Wednesday, September 10, 2014

Taking Haiti Response

Much of what I read in Mary Renda's "Taking Haiti" regarding the U.S. occupation of the island in 1915 reminded me of the U.S. response to Haiti following the devastating 2010 earthquake. Many people criticized the UN and American NGOs for their plans to rebuild Haiti without really involving the Haitian people themselves. Haitians were seen as poor, backwards people being lead by a brutal dictator who needed to be saved by a civilized Western nation like the U.S.

Unfortunately, this white savior narrative is being replicated in many countries similar to Haiti throughout the world.

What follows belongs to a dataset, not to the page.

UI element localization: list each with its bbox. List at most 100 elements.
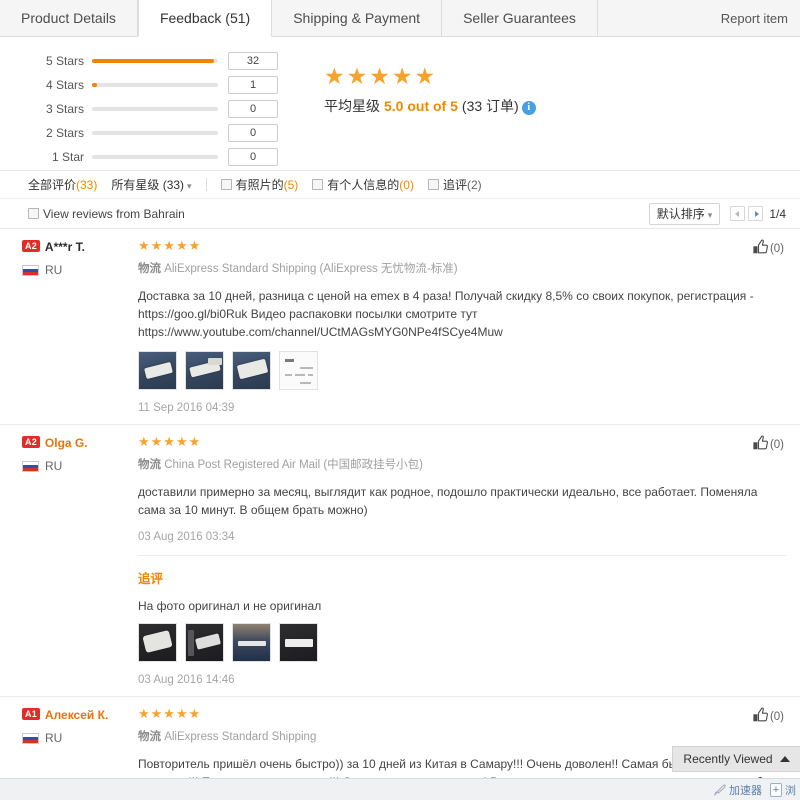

I know from my own studies in political science that the theories and policies surrounding development in the 'developing world' are all posited somewhat on the belief that the West has a duty to "fix" Africa, the Caribbean, and the Middle East because societies in these parts of the world do not know how to do it themselves. Not only were Haitians denied agency in the rebuilding process following the 2010 earthquake, there was no acknowledgement of the U.S. role in all of the economic and political challenges faced by Haitians. After all, it was the U.S. that occupied Haiti for nearly 20 years; it was the U.S. that installed leaders it felt were best to rule Haiti; and it was the U.S that destroyed Haiti's rice market through NAFTA.

In thinking about the implications of “Taking Haiti” for transnational feminism, I recalled Abu-Lughod’s essay about the tendency for Western liberal feminists to view women in the developing world as their own white savior projects. A prominent example of this is former First Lady Laura Bush promoting the 2003 invasion of Iraq as an effort to free Muslim women from their oppressive religion, symbolized by the veil. Of course, such a narrative ignores how some Muslim women use veiling as a means of resisting U.S. imperialism – similar to the way that black people used the black church to organize during the civil rights movement. If we are to be internationalist in our feminism, we must avoid the impetus toward universalism that regards all women as oppressed, all women as oppressed in the same ways, and all women as seeking liberation in the same ways.